Yamaha Motor Corp. USA plans to appeal a jury decision to award $39 million to two Florida families in a case involving a WaveRunner collision that left one teen dead and another injured.
"Yamaha is disappointed by the jury's decision to find for the plaintiffs in this case involving a Yamaha WaveRunner and will pursue all appropriate legal remedies. The verdict is contrary to, and inconsistent with, other trials involving personal watercraft, and Yamaha believes that sufficient and substantial grounds exist to appeal this matter," the company said in a statement e-mailed to Soundings Trade Only.
"Yamaha's top priority is the safety of our customers, and we pride ourselves in the safety and quality of our products," the company added. "The WaveRunner is a safe watercraft when driven responsibly."
In June, a jury found Yamaha mostly responsible for a 2005 accident that killed 14-year-old Jaysell Perez and left Samantha Archer injured for life, according to a report in the Palm Beach Post.
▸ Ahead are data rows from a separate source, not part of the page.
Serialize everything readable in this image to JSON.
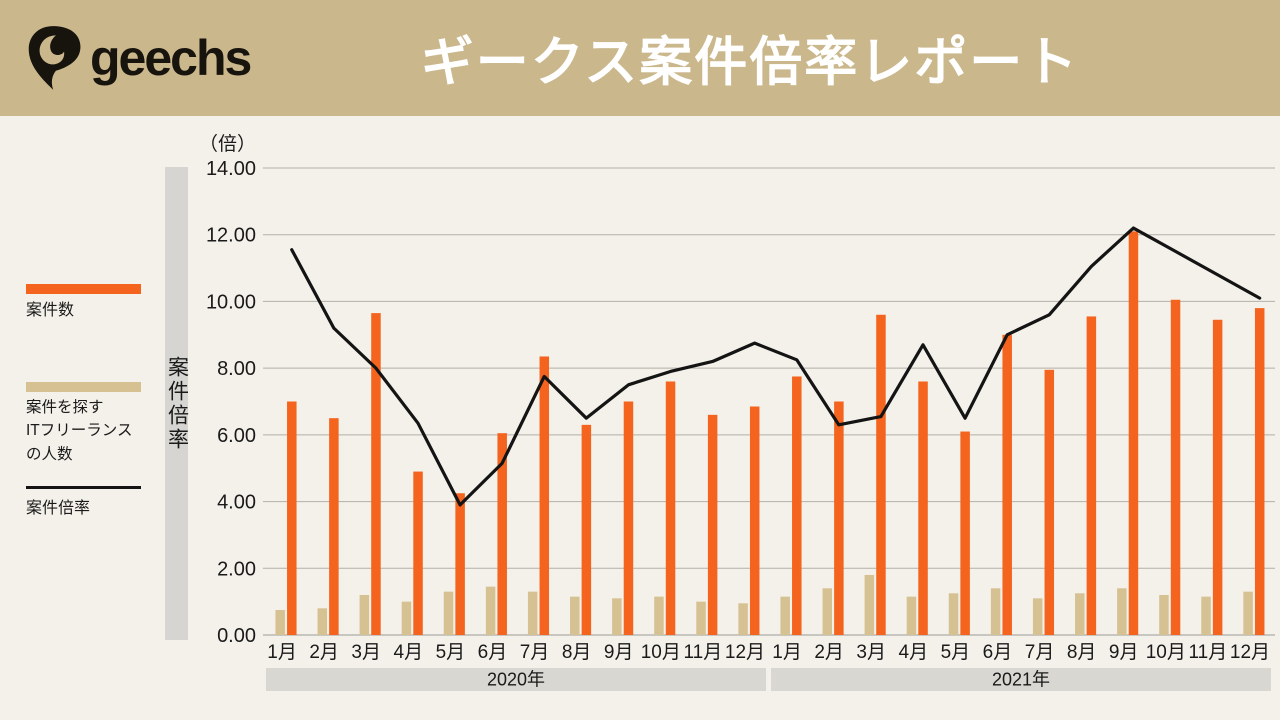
{
  "header": {
    "brand": "geechs",
    "title": "ギークス案件倍率レポート",
    "bg_color": "#cab78c",
    "title_color": "#ffffff"
  },
  "legend": {
    "items": [
      {
        "label": "案件数",
        "swatch": "bar",
        "color": "#f4641e"
      },
      {
        "label": "案件を探す\nITフリーランス\nの人数",
        "swatch": "bar",
        "color": "#d6c193"
      },
      {
        "label": "案件倍率",
        "swatch": "line",
        "color": "#141414"
      }
    ]
  },
  "y_axis": {
    "unit_label": "（倍）",
    "axis_title": "案件倍率"
  },
  "x_axis": {
    "year_labels": [
      "2020年",
      "2021年"
    ]
  },
  "chart_data": {
    "type": "bar+line combo",
    "title": "ギークス案件倍率レポート",
    "ylabel": "案件倍率",
    "y_unit": "（倍）",
    "ylim": [
      0,
      14
    ],
    "ytick_step": 2,
    "ytick_decimals": 2,
    "grid": true,
    "legend_position": "left",
    "categories": [
      "1月",
      "2月",
      "3月",
      "4月",
      "5月",
      "6月",
      "7月",
      "8月",
      "9月",
      "10月",
      "11月",
      "12月",
      "1月",
      "2月",
      "3月",
      "4月",
      "5月",
      "6月",
      "7月",
      "8月",
      "9月",
      "10月",
      "11月",
      "12月"
    ],
    "year_groups": [
      {
        "label": "2020年",
        "start": 0,
        "end": 11
      },
      {
        "label": "2021年",
        "start": 12,
        "end": 23
      }
    ],
    "series": [
      {
        "name": "案件数",
        "type": "bar",
        "color": "#f4641e",
        "values": [
          7.0,
          6.5,
          9.65,
          4.9,
          4.25,
          6.05,
          8.35,
          6.3,
          7.0,
          7.6,
          6.6,
          6.85,
          7.75,
          7.0,
          9.6,
          7.6,
          6.1,
          9.0,
          7.95,
          9.55,
          12.1,
          10.05,
          9.45,
          9.8
        ]
      },
      {
        "name": "案件を探すITフリーランスの人数",
        "type": "bar",
        "color": "#d6c193",
        "values": [
          0.75,
          0.8,
          1.2,
          1.0,
          1.3,
          1.45,
          1.3,
          1.15,
          1.1,
          1.15,
          1.0,
          0.95,
          1.15,
          1.4,
          1.8,
          1.15,
          1.25,
          1.4,
          1.1,
          1.25,
          1.4,
          1.2,
          1.15,
          1.3
        ]
      },
      {
        "name": "案件倍率",
        "type": "line",
        "color": "#141414",
        "values": [
          11.55,
          9.2,
          8.0,
          6.35,
          3.9,
          5.15,
          7.75,
          6.5,
          7.5,
          7.9,
          8.2,
          8.75,
          8.25,
          6.3,
          6.55,
          8.7,
          6.5,
          9.0,
          9.6,
          11.05,
          12.2,
          11.5,
          10.8,
          10.1
        ]
      }
    ],
    "colors": {
      "background": "#f4f1ea",
      "gridline": "#b2afa8",
      "baseline": "#9c9a95",
      "year_band": "#d9d7d2",
      "axis_strip": "#d6d5d2",
      "text": "#1a1a1a"
    }
  }
}
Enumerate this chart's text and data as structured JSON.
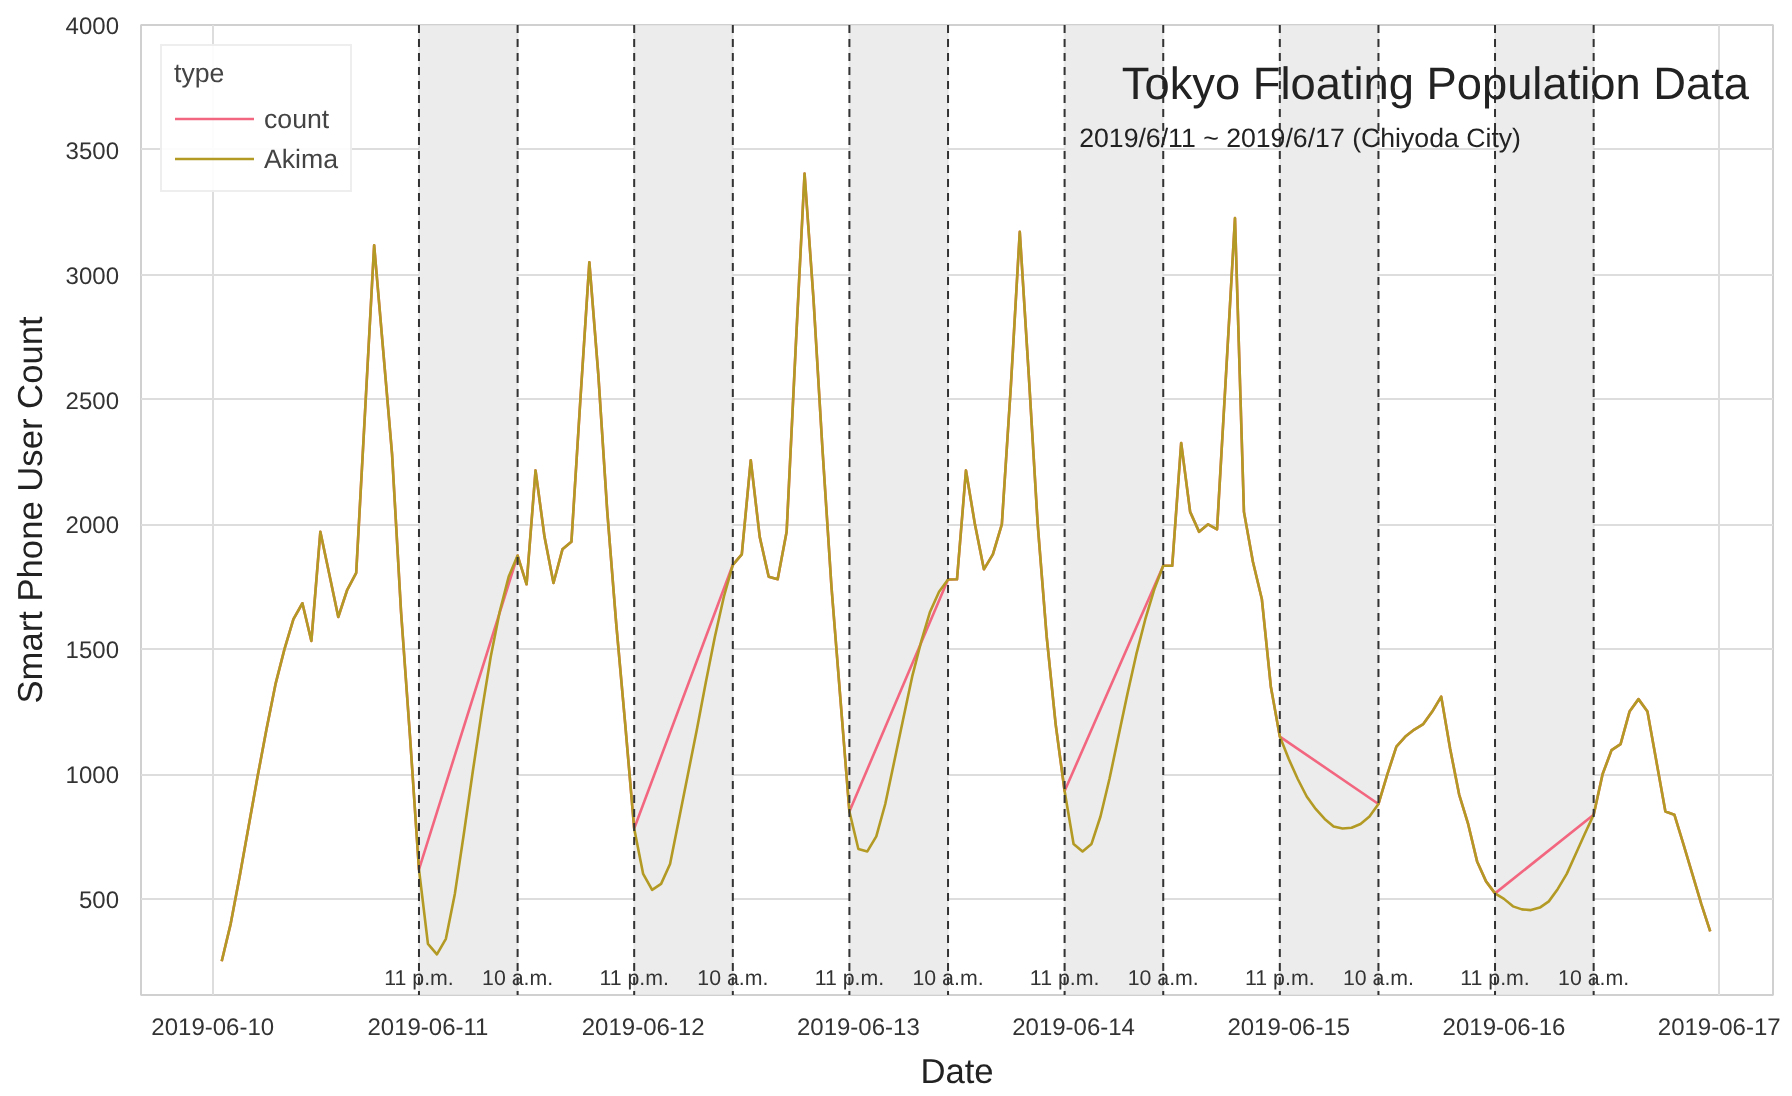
{
  "chart_data": {
    "type": "line",
    "title": "Tokyo Floating Population Data",
    "subtitle": "2019/6/11 ~ 2019/6/17 (Chiyoda City)",
    "xlabel": "Date",
    "ylabel": "Smart Phone User Count",
    "legend_title": "type",
    "legend": "top left",
    "grid": true,
    "xlim": [
      "2019-06-09T16:00",
      "2019-06-17T06:00"
    ],
    "xticks": [
      {
        "value": "2019-06-10",
        "label": "2019-06-10"
      },
      {
        "value": "2019-06-11",
        "label": "2019-06-11"
      },
      {
        "value": "2019-06-12",
        "label": "2019-06-12"
      },
      {
        "value": "2019-06-13",
        "label": "2019-06-13"
      },
      {
        "value": "2019-06-14",
        "label": "2019-06-14"
      },
      {
        "value": "2019-06-15",
        "label": "2019-06-15"
      },
      {
        "value": "2019-06-16",
        "label": "2019-06-16"
      },
      {
        "value": "2019-06-17",
        "label": "2019-06-17"
      }
    ],
    "ylim": [
      115,
      4000
    ],
    "yticks": [
      500,
      1000,
      1500,
      2000,
      2500,
      3000,
      3500,
      4000
    ],
    "x": [
      "2019-06-10T01:00",
      "2019-06-10T02:00",
      "2019-06-10T03:00",
      "2019-06-10T04:00",
      "2019-06-10T05:00",
      "2019-06-10T06:00",
      "2019-06-10T07:00",
      "2019-06-10T08:00",
      "2019-06-10T09:00",
      "2019-06-10T10:00",
      "2019-06-10T11:00",
      "2019-06-10T12:00",
      "2019-06-10T13:00",
      "2019-06-10T14:00",
      "2019-06-10T15:00",
      "2019-06-10T16:00",
      "2019-06-10T17:00",
      "2019-06-10T18:00",
      "2019-06-10T19:00",
      "2019-06-10T20:00",
      "2019-06-10T21:00",
      "2019-06-10T22:00",
      "2019-06-10T23:00",
      "2019-06-11T00:00",
      "2019-06-11T01:00",
      "2019-06-11T02:00",
      "2019-06-11T03:00",
      "2019-06-11T04:00",
      "2019-06-11T05:00",
      "2019-06-11T06:00",
      "2019-06-11T07:00",
      "2019-06-11T08:00",
      "2019-06-11T09:00",
      "2019-06-11T10:00",
      "2019-06-11T11:00",
      "2019-06-11T12:00",
      "2019-06-11T13:00",
      "2019-06-11T14:00",
      "2019-06-11T15:00",
      "2019-06-11T16:00",
      "2019-06-11T17:00",
      "2019-06-11T18:00",
      "2019-06-11T19:00",
      "2019-06-11T20:00",
      "2019-06-11T21:00",
      "2019-06-11T22:00",
      "2019-06-11T23:00",
      "2019-06-12T00:00",
      "2019-06-12T01:00",
      "2019-06-12T02:00",
      "2019-06-12T03:00",
      "2019-06-12T04:00",
      "2019-06-12T05:00",
      "2019-06-12T06:00",
      "2019-06-12T07:00",
      "2019-06-12T08:00",
      "2019-06-12T09:00",
      "2019-06-12T10:00",
      "2019-06-12T11:00",
      "2019-06-12T12:00",
      "2019-06-12T13:00",
      "2019-06-12T14:00",
      "2019-06-12T15:00",
      "2019-06-12T16:00",
      "2019-06-12T17:00",
      "2019-06-12T18:00",
      "2019-06-12T19:00",
      "2019-06-12T20:00",
      "2019-06-12T21:00",
      "2019-06-12T22:00",
      "2019-06-12T23:00",
      "2019-06-13T00:00",
      "2019-06-13T01:00",
      "2019-06-13T02:00",
      "2019-06-13T03:00",
      "2019-06-13T04:00",
      "2019-06-13T05:00",
      "2019-06-13T06:00",
      "2019-06-13T07:00",
      "2019-06-13T08:00",
      "2019-06-13T09:00",
      "2019-06-13T10:00",
      "2019-06-13T11:00",
      "2019-06-13T12:00",
      "2019-06-13T13:00",
      "2019-06-13T14:00",
      "2019-06-13T15:00",
      "2019-06-13T16:00",
      "2019-06-13T17:00",
      "2019-06-13T18:00",
      "2019-06-13T19:00",
      "2019-06-13T20:00",
      "2019-06-13T21:00",
      "2019-06-13T22:00",
      "2019-06-13T23:00",
      "2019-06-14T00:00",
      "2019-06-14T01:00",
      "2019-06-14T02:00",
      "2019-06-14T03:00",
      "2019-06-14T04:00",
      "2019-06-14T05:00",
      "2019-06-14T06:00",
      "2019-06-14T07:00",
      "2019-06-14T08:00",
      "2019-06-14T09:00",
      "2019-06-14T10:00",
      "2019-06-14T11:00",
      "2019-06-14T12:00",
      "2019-06-14T13:00",
      "2019-06-14T14:00",
      "2019-06-14T15:00",
      "2019-06-14T16:00",
      "2019-06-14T17:00",
      "2019-06-14T18:00",
      "2019-06-14T19:00",
      "2019-06-14T20:00",
      "2019-06-14T21:00",
      "2019-06-14T22:00",
      "2019-06-14T23:00",
      "2019-06-15T00:00",
      "2019-06-15T01:00",
      "2019-06-15T02:00",
      "2019-06-15T03:00",
      "2019-06-15T04:00",
      "2019-06-15T05:00",
      "2019-06-15T06:00",
      "2019-06-15T07:00",
      "2019-06-15T08:00",
      "2019-06-15T09:00",
      "2019-06-15T10:00",
      "2019-06-15T11:00",
      "2019-06-15T12:00",
      "2019-06-15T13:00",
      "2019-06-15T14:00",
      "2019-06-15T15:00",
      "2019-06-15T16:00",
      "2019-06-15T17:00",
      "2019-06-15T18:00",
      "2019-06-15T19:00",
      "2019-06-15T20:00",
      "2019-06-15T21:00",
      "2019-06-15T22:00",
      "2019-06-15T23:00",
      "2019-06-16T00:00",
      "2019-06-16T01:00",
      "2019-06-16T02:00",
      "2019-06-16T03:00",
      "2019-06-16T04:00",
      "2019-06-16T05:00",
      "2019-06-16T06:00",
      "2019-06-16T07:00",
      "2019-06-16T08:00",
      "2019-06-16T09:00",
      "2019-06-16T10:00",
      "2019-06-16T11:00",
      "2019-06-16T12:00",
      "2019-06-16T13:00",
      "2019-06-16T14:00",
      "2019-06-16T15:00",
      "2019-06-16T16:00",
      "2019-06-16T17:00",
      "2019-06-16T18:00",
      "2019-06-16T19:00",
      "2019-06-16T20:00",
      "2019-06-16T21:00",
      "2019-06-16T22:00",
      "2019-06-16T23:00"
    ],
    "series": [
      {
        "name": "count",
        "color": "#f2677f",
        "x": [
          "2019-06-10T01:00",
          "2019-06-10T02:00",
          "2019-06-10T03:00",
          "2019-06-10T04:00",
          "2019-06-10T05:00",
          "2019-06-10T06:00",
          "2019-06-10T07:00",
          "2019-06-10T08:00",
          "2019-06-10T09:00",
          "2019-06-10T10:00",
          "2019-06-10T11:00",
          "2019-06-10T12:00",
          "2019-06-10T13:00",
          "2019-06-10T14:00",
          "2019-06-10T15:00",
          "2019-06-10T16:00",
          "2019-06-10T17:00",
          "2019-06-10T18:00",
          "2019-06-10T19:00",
          "2019-06-10T20:00",
          "2019-06-10T21:00",
          "2019-06-10T22:00",
          "2019-06-10T23:00",
          "2019-06-11T10:00",
          "2019-06-11T11:00",
          "2019-06-11T12:00",
          "2019-06-11T13:00",
          "2019-06-11T14:00",
          "2019-06-11T15:00",
          "2019-06-11T16:00",
          "2019-06-11T17:00",
          "2019-06-11T18:00",
          "2019-06-11T19:00",
          "2019-06-11T20:00",
          "2019-06-11T21:00",
          "2019-06-11T22:00",
          "2019-06-11T23:00",
          "2019-06-12T10:00",
          "2019-06-12T11:00",
          "2019-06-12T12:00",
          "2019-06-12T13:00",
          "2019-06-12T14:00",
          "2019-06-12T15:00",
          "2019-06-12T16:00",
          "2019-06-12T17:00",
          "2019-06-12T18:00",
          "2019-06-12T19:00",
          "2019-06-12T20:00",
          "2019-06-12T21:00",
          "2019-06-12T22:00",
          "2019-06-12T23:00",
          "2019-06-13T10:00",
          "2019-06-13T11:00",
          "2019-06-13T12:00",
          "2019-06-13T13:00",
          "2019-06-13T14:00",
          "2019-06-13T15:00",
          "2019-06-13T16:00",
          "2019-06-13T17:00",
          "2019-06-13T18:00",
          "2019-06-13T19:00",
          "2019-06-13T20:00",
          "2019-06-13T21:00",
          "2019-06-13T22:00",
          "2019-06-13T23:00",
          "2019-06-14T10:00",
          "2019-06-14T11:00",
          "2019-06-14T12:00",
          "2019-06-14T13:00",
          "2019-06-14T14:00",
          "2019-06-14T15:00",
          "2019-06-14T16:00",
          "2019-06-14T17:00",
          "2019-06-14T18:00",
          "2019-06-14T19:00",
          "2019-06-14T20:00",
          "2019-06-14T21:00",
          "2019-06-14T22:00",
          "2019-06-14T23:00",
          "2019-06-15T10:00",
          "2019-06-15T11:00",
          "2019-06-15T12:00",
          "2019-06-15T13:00",
          "2019-06-15T14:00",
          "2019-06-15T15:00",
          "2019-06-15T16:00",
          "2019-06-15T17:00",
          "2019-06-15T18:00",
          "2019-06-15T19:00",
          "2019-06-15T20:00",
          "2019-06-15T21:00",
          "2019-06-15T22:00",
          "2019-06-15T23:00",
          "2019-06-16T10:00",
          "2019-06-16T11:00",
          "2019-06-16T12:00",
          "2019-06-16T13:00",
          "2019-06-16T14:00",
          "2019-06-16T15:00",
          "2019-06-16T16:00",
          "2019-06-16T17:00",
          "2019-06-16T18:00",
          "2019-06-16T19:00",
          "2019-06-16T20:00",
          "2019-06-16T21:00",
          "2019-06-16T22:00",
          "2019-06-16T23:00"
        ],
        "values": [
          250,
          400,
          590,
          790,
          990,
          1180,
          1360,
          1500,
          1620,
          1684,
          1533,
          1970,
          1800,
          1629,
          1738,
          1806,
          2460,
          3118,
          2700,
          2280,
          1650,
          1150,
          618,
          1875,
          1760,
          2216,
          1950,
          1765,
          1900,
          1930,
          2500,
          3050,
          2600,
          2050,
          1600,
          1200,
          782,
          1838,
          1880,
          2257,
          1950,
          1790,
          1780,
          1970,
          2700,
          3405,
          2900,
          2300,
          1750,
          1300,
          850,
          1779,
          1780,
          2216,
          2000,
          1820,
          1880,
          2000,
          2550,
          3172,
          2600,
          2000,
          1550,
          1200,
          932,
          1834,
          1834,
          2326,
          2050,
          1970,
          2000,
          1980,
          2600,
          3227,
          2050,
          1850,
          1700,
          1350,
          1150,
          880,
          1000,
          1110,
          1150,
          1178,
          1200,
          1250,
          1310,
          1100,
          918,
          800,
          650,
          570,
          522,
          837,
          1000,
          1096,
          1120,
          1250,
          1300,
          1250,
          1050,
          850,
          837,
          720,
          600,
          480,
          370
        ]
      },
      {
        "name": "Akima",
        "color": "#b39a24",
        "values": [
          250,
          400,
          590,
          790,
          990,
          1180,
          1360,
          1500,
          1620,
          1684,
          1533,
          1970,
          1800,
          1629,
          1738,
          1806,
          2460,
          3118,
          2700,
          2280,
          1650,
          1150,
          618,
          320,
          278,
          340,
          520,
          760,
          1010,
          1250,
          1470,
          1650,
          1790,
          1875,
          1760,
          2216,
          1950,
          1765,
          1900,
          1930,
          2500,
          3050,
          2600,
          2050,
          1600,
          1200,
          782,
          600,
          536,
          560,
          640,
          820,
          1000,
          1180,
          1370,
          1550,
          1710,
          1838,
          1880,
          2257,
          1950,
          1790,
          1780,
          1970,
          2700,
          3405,
          2900,
          2300,
          1750,
          1300,
          850,
          700,
          690,
          750,
          880,
          1050,
          1220,
          1390,
          1530,
          1650,
          1730,
          1779,
          1780,
          2216,
          2000,
          1820,
          1880,
          2000,
          2550,
          3172,
          2600,
          2000,
          1550,
          1200,
          932,
          720,
          690,
          720,
          830,
          980,
          1150,
          1320,
          1480,
          1620,
          1740,
          1834,
          1834,
          2326,
          2050,
          1970,
          2000,
          1980,
          2600,
          3227,
          2050,
          1850,
          1700,
          1350,
          1150,
          1060,
          980,
          910,
          860,
          820,
          790,
          782,
          785,
          800,
          830,
          880,
          1000,
          1110,
          1150,
          1178,
          1200,
          1250,
          1310,
          1100,
          918,
          800,
          650,
          570,
          522,
          500,
          470,
          458,
          455,
          465,
          490,
          540,
          600,
          680,
          760,
          837,
          1000,
          1096,
          1120,
          1250,
          1300,
          1250,
          1050,
          850,
          837,
          720,
          600,
          480,
          370
        ]
      }
    ],
    "bands": [
      {
        "axis": "x",
        "from": "2019-06-10T23:00",
        "to": "2019-06-11T10:00",
        "color": "#ececec"
      },
      {
        "axis": "x",
        "from": "2019-06-11T23:00",
        "to": "2019-06-12T10:00",
        "color": "#ececec"
      },
      {
        "axis": "x",
        "from": "2019-06-12T23:00",
        "to": "2019-06-13T10:00",
        "color": "#ececec"
      },
      {
        "axis": "x",
        "from": "2019-06-13T23:00",
        "to": "2019-06-14T10:00",
        "color": "#ececec"
      },
      {
        "axis": "x",
        "from": "2019-06-14T23:00",
        "to": "2019-06-15T10:00",
        "color": "#ececec"
      },
      {
        "axis": "x",
        "from": "2019-06-15T23:00",
        "to": "2019-06-16T10:00",
        "color": "#ececec"
      }
    ],
    "ref_lines": [
      {
        "axis": "x",
        "value": "2019-06-10T23:00",
        "label": "11 p.m.",
        "color": "#333333",
        "line_style": "dashed"
      },
      {
        "axis": "x",
        "value": "2019-06-11T10:00",
        "label": "10 a.m.",
        "color": "#333333",
        "line_style": "dashed"
      },
      {
        "axis": "x",
        "value": "2019-06-11T23:00",
        "label": "11 p.m.",
        "color": "#333333",
        "line_style": "dashed"
      },
      {
        "axis": "x",
        "value": "2019-06-12T10:00",
        "label": "10 a.m.",
        "color": "#333333",
        "line_style": "dashed"
      },
      {
        "axis": "x",
        "value": "2019-06-12T23:00",
        "label": "11 p.m.",
        "color": "#333333",
        "line_style": "dashed"
      },
      {
        "axis": "x",
        "value": "2019-06-13T10:00",
        "label": "10 a.m.",
        "color": "#333333",
        "line_style": "dashed"
      },
      {
        "axis": "x",
        "value": "2019-06-13T23:00",
        "label": "11 p.m.",
        "color": "#333333",
        "line_style": "dashed"
      },
      {
        "axis": "x",
        "value": "2019-06-14T10:00",
        "label": "10 a.m.",
        "color": "#333333",
        "line_style": "dashed"
      },
      {
        "axis": "x",
        "value": "2019-06-14T23:00",
        "label": "11 p.m.",
        "color": "#333333",
        "line_style": "dashed"
      },
      {
        "axis": "x",
        "value": "2019-06-15T10:00",
        "label": "10 a.m.",
        "color": "#333333",
        "line_style": "dashed"
      },
      {
        "axis": "x",
        "value": "2019-06-15T23:00",
        "label": "11 p.m.",
        "color": "#333333",
        "line_style": "dashed"
      },
      {
        "axis": "x",
        "value": "2019-06-16T10:00",
        "label": "10 a.m.",
        "color": "#333333",
        "line_style": "dashed"
      }
    ]
  }
}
The jury also found 1 percent blame for both Archer and retired neurosurgeon Eugene Holly, who let the girls take out his WaveRunner.
Nicolette Archer, who took the girls to the party and gave them permission to ride, was held 10 percent responsible, the Palm Beach Post reported.
Attorney Robbie Baker, of Baker, Zimmerman & Perez, along with co-counsel David Kleinberg and Eric Ansel, accused Yamaha of failing to correct what it said was a known steering defect with the personal watercraft and then failing to adequately warn people that an operator could not steer without throttle.